Ce régime destiné à prévenir «une menace contre la vie de la nation» n’est pas, en soi, contraire au droit international dès lors qu’un pays y recourt de façon exceptionnelle. Mais son utilisation quasi routinière vaut aux autorités israéliennes d’être régulièrement mises à l’index par la Commission des droits de l’homme de l’ONU, qui appelle à «libérer sans délai l’ensemble des détenus administratifs ou bien à les poursuivre rapidement».”2
Dans ses principes en matière de procédure et mesures de protection pour la détention administrative, la croix rouge introduit le sujet ainsi :
La privation de liberté pour des raisons de sécurité est une mesure de contrôle exceptionnelle qui peut être prise dans une situation de conflit armé, qu’il soit international ou non international.

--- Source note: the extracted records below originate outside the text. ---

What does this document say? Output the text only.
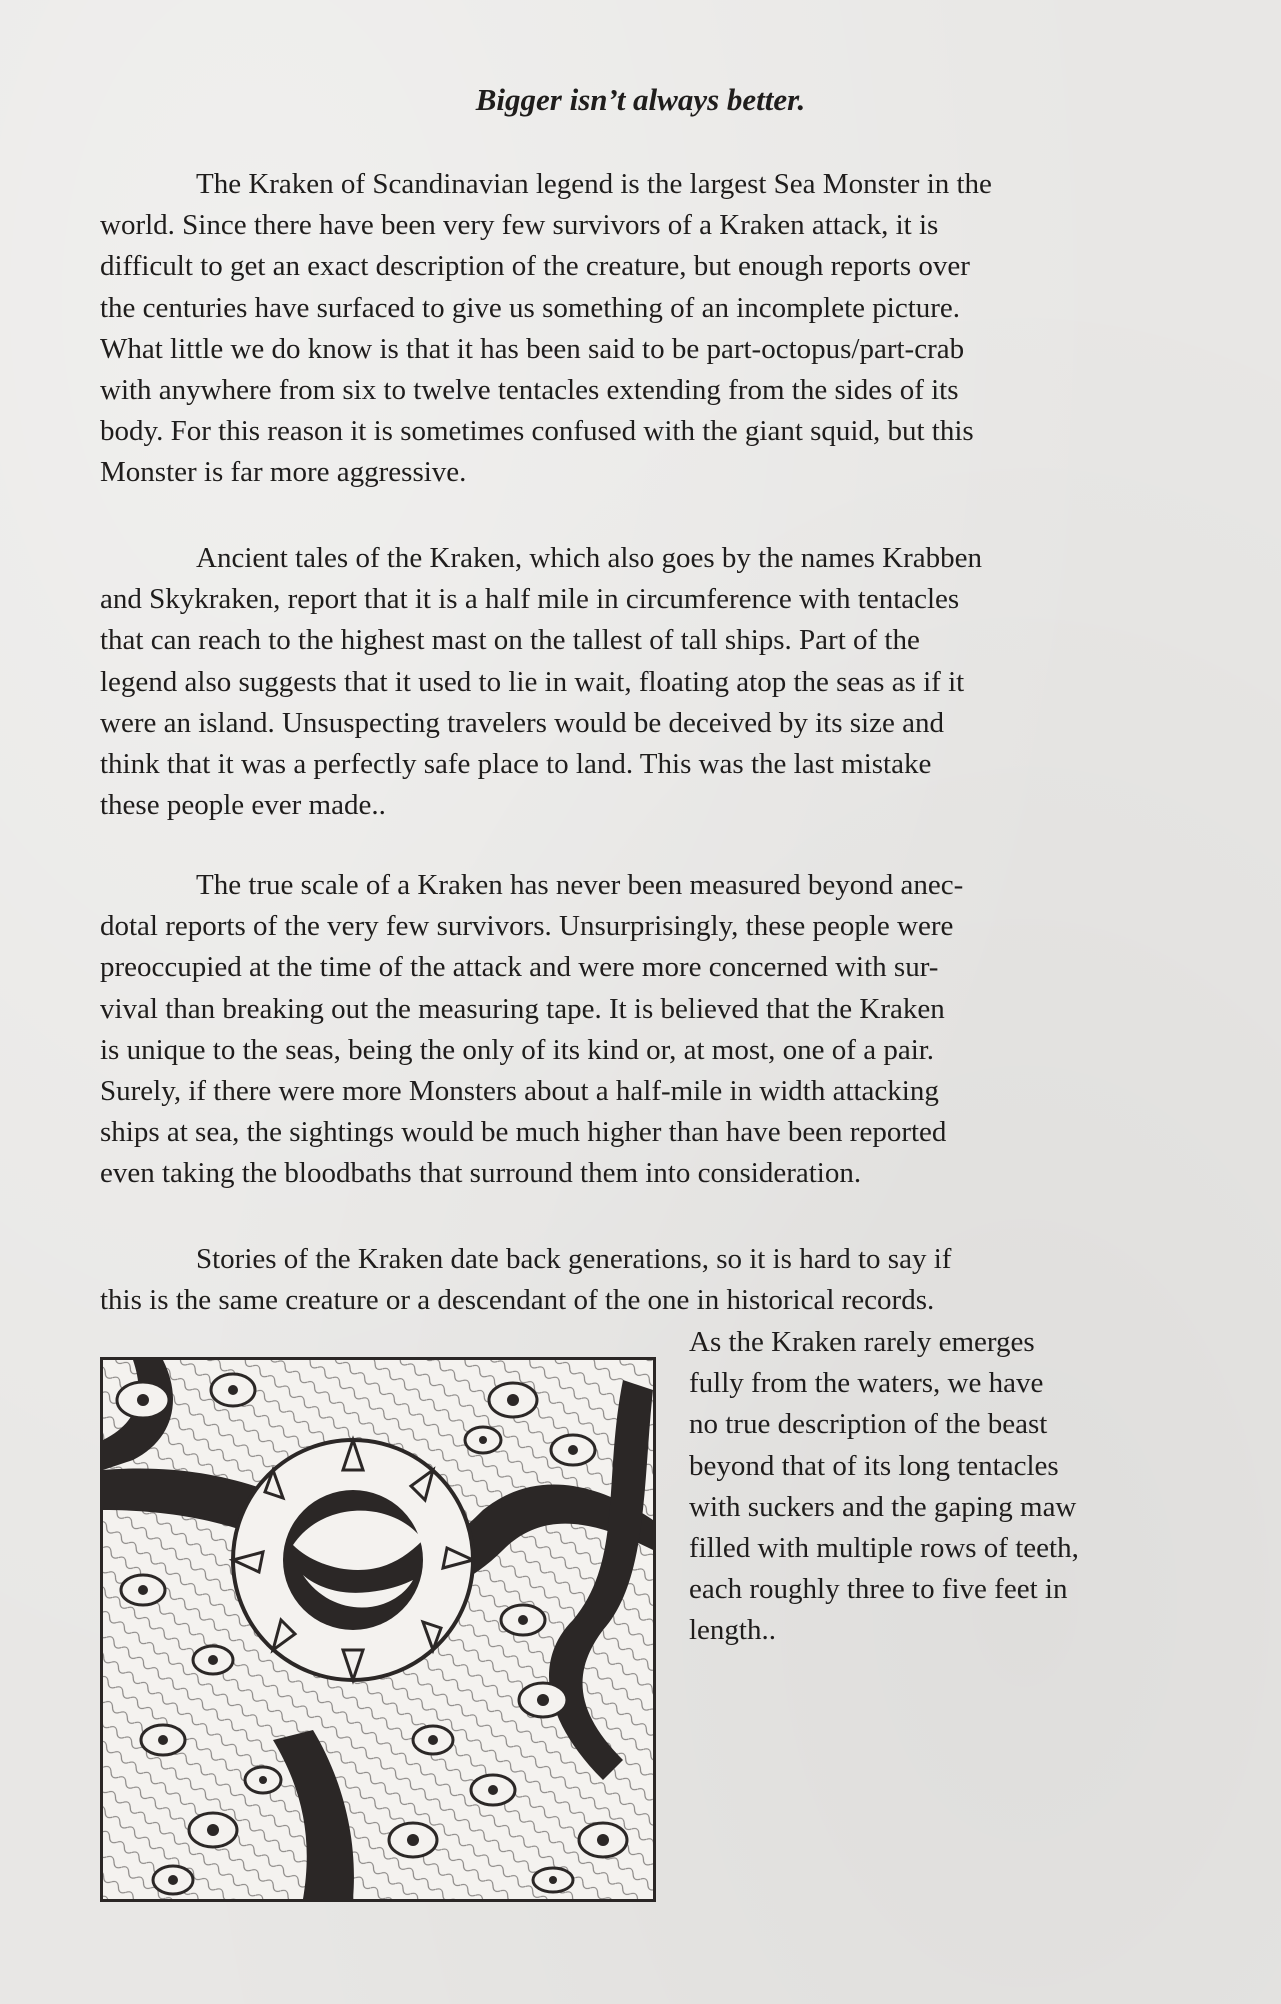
Bigger isn’t always better.

The Kraken of Scandinavian legend is the largest Sea Monster in the
world. Since there have been very few survivors of a Kraken attack, it is
difficult to get an exact description of the creature, but enough reports over
the centuries have surfaced to give us something of an incomplete picture.
What little we do know is that it has been said to be part-octopus/part-crab
with anywhere from six to twelve tentacles extending from the sides of its
body. For this reason it is sometimes confused with the giant squid, but this
Monster is far more aggressive.

Ancient tales of the Kraken, which also goes by the names Krabben
and Skykraken, report that it is a half mile in circumference with tentacles
that can reach to the highest mast on the tallest of tall ships. Part of the
legend also suggests that it used to lie in wait, floating atop the seas as if it
were an island. Unsuspecting travelers would be deceived by its size and
think that it was a perfectly safe place to land. This was the last mistake
these people ever made..

The true scale of a Kraken has never been measured beyond anec-
dotal reports of the very few survivors. Unsurprisingly, these people were
preoccupied at the time of the attack and were more concerned with sur-
vival than breaking out the measuring tape. It is believed that the Kraken
is unique to the seas, being the only of its kind or, at most, one of a pair.
Surely, if there were more Monsters about a half-mile in width attacking
ships at sea, the sightings would be much higher than have been reported
even taking the bloodbaths that surround them into consideration.

Stories of the Kraken date back generations, so it is hard to say if
this is the same creature or a descendant of the one in historical records.

As the Kraken rarely emerges
fully from the waters, we have
no true description of the beast
beyond that of its long tentacles
with suckers and the gaping maw
filled with multiple rows of teeth,
each roughly three to five feet in
length..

De plus en plus souvent, la détention administrative de personnes présumées dangereuses pour la sécurité de l’État est également pratiquée en dehors des situations de conflit armé.Cet article soutient que l’internement et la détention administrative sont des pratiques insuffisamment réglementées quant à la protection des droits des personnes touchées.
Reste que l’utilisation de ce régime d’exception est plus fréquente dans les pays dont la liberté individuelle n’est pas une priorité absolue.
La détention administrative a été utilisée de manière systématique par plusieurs régimes répressifs pour contourner la voie judiciaire et priver les opposants politiques de la protection légale à laquelle ils ont droit.
Ce type de pratique a été largement utilisé en Irlande du Nord, en Afrique du Sud (sous le régime d’Apartheid), ainsi qu’à Guantanamo par les États-Unis. En Israël, certains opposants sont ainsi détenus depuis plus de 6 ans, sans inculpation, ni procès...Les autorités israéliennes présentent évidemment une autre vision des choses. Elles estiment que la détention administrative est nécessaire pour préserver la "sécurité" de l’État.